I can't seem to find the recipe for these chicken meatballs but fortunately I think I remember how to make them.  They were simple.  Our veggies were soooo good I put the recipe below.

best baked chicken meatballs
1 pound ground chicken
1 egg
1/2 cup grated parmesan cheese
1/2 cup whole wheat seasoned breadcrumbs
2 teaspoons oregano

Prepare a sheet pan by covering with foil and spraying with nonstick cooking spray.  Preheat oven to 375 degrees.
In a bowl, combine all the meatball ingredients by using a fork or spoon.  Use a small cookie scoop to shape meatballs and place them onto the sheet pan.  Bake for 20 minutes.

Side note:  The veggies we made were SOOOOO good!

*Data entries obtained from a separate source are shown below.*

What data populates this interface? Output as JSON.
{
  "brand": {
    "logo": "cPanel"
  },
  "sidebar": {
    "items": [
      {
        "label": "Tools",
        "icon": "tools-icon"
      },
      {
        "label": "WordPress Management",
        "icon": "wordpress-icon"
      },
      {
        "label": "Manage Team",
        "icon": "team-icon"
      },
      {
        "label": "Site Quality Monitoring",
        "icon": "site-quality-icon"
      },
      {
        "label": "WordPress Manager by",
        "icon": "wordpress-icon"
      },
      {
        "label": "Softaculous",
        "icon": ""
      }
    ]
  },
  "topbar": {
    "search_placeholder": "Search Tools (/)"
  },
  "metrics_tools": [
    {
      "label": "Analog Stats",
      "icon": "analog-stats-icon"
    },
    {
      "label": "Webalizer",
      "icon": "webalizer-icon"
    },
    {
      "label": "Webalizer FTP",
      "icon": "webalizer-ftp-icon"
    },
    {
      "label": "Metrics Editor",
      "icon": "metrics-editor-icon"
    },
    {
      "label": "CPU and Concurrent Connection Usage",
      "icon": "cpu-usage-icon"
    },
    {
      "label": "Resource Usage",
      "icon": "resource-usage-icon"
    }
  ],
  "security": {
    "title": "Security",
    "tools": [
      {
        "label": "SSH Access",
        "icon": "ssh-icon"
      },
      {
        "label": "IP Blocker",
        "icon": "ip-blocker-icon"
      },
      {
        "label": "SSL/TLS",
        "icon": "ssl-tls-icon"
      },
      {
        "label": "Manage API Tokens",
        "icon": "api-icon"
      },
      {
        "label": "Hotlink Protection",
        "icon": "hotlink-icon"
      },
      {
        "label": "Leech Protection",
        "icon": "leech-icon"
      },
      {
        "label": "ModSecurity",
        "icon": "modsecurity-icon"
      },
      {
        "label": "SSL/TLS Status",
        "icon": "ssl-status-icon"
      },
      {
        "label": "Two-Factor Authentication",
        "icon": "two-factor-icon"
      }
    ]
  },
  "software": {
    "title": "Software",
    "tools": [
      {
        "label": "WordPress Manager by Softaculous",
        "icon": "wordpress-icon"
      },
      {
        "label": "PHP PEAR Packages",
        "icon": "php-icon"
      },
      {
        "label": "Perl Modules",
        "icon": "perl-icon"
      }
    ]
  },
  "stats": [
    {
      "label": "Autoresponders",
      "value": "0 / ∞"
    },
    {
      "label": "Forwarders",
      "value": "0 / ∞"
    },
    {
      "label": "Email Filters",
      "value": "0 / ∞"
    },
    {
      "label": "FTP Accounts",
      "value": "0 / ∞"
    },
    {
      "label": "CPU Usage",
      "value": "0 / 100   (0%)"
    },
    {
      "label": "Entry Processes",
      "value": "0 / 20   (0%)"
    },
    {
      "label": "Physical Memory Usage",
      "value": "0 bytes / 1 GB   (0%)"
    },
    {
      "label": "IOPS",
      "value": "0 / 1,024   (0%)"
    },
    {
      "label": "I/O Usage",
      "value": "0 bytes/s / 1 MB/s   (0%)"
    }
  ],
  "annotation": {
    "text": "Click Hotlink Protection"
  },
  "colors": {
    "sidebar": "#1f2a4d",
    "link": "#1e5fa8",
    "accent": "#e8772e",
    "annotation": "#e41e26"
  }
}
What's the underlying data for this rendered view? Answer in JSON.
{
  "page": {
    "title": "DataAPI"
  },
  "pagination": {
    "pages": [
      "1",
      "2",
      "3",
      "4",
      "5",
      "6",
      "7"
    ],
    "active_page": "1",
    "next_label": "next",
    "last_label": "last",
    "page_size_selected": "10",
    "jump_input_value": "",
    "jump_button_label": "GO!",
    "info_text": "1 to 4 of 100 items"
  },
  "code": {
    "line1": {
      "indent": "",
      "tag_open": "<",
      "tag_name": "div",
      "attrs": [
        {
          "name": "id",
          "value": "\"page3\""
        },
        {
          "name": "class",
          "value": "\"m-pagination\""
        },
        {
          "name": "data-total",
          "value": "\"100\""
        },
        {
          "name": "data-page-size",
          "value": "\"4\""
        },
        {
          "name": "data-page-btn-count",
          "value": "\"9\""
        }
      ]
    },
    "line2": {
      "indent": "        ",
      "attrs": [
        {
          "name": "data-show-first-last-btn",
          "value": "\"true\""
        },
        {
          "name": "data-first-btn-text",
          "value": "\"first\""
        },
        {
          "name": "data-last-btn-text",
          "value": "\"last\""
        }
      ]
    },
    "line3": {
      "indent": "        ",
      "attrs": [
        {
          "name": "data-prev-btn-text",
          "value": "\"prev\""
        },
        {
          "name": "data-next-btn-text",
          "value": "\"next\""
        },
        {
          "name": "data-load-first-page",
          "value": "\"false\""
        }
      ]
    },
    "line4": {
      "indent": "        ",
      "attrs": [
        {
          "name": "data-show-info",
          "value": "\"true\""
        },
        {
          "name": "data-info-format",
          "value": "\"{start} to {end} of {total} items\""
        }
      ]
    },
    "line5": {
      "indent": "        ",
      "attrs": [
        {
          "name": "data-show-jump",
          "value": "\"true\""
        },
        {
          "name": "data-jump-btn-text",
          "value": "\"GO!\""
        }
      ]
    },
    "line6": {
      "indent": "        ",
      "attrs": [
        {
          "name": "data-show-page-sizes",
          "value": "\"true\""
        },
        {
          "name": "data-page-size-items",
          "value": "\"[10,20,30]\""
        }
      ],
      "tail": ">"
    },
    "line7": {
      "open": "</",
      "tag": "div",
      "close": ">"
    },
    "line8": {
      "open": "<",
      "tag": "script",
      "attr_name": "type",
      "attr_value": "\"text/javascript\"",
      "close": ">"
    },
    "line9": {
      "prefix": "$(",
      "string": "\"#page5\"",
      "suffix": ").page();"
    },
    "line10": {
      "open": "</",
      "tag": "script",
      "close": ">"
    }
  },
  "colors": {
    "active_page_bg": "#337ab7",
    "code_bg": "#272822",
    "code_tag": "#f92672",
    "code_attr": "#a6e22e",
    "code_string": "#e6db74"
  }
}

zucchini, fresh tomatoes and basil
1 teaspoon olive oil
1 zucchini, cut lengthwise then into half moons
8 vine ripe tomatoes, quartered
6 cups fresh spinach, stems removed
1/4 cup fresh basil (fresh basil is a must!!)
salt and freshly ground black pepper

Heat oil in a pan.  Add zucchini, tomatoes and spinach.  Cook until spinach is slightly wilted.  Add the basil, salt and pepper.  Cook until spinach is fully wilted and the vegetables are heated through.



roasted brussels sprouts











My oldest came home from college a vegan so that's new.  We're eating so many veggies we'll having them coming out of our ears before long.  We don't all eat vegan but we're definitely accommodating.  These brussels sprouts are delicious.  So simple.  I roasted them much longer than the recipe called for to make sure I got the blackened yumminess.

roasted brussels sprouts (food network, Ina Garten)
1 1/2 pounds brussels sprouts
3 tablespoons olive oil (I used 2 tablespoons)
3/4 teaspoon sea salt
1/2 teaspoon freshly ground black pepper

Preheat oven to 400 degrees.
Cut off the brown ends of the brussels sprouts and pull off any yellow outer leaves (mine didn't have any).  Mix them in a bowl or plastic bag with the oil, salt and pepper.  Pour them onto a sheet pan and roast for 35-40 minutes (I roasted them for an hour or more) until crisp on the outside and tender on the inside.  Shake the pan from time to time to brown the sprouts evenly.  Sprinkle with more salt if desired and serve immediately.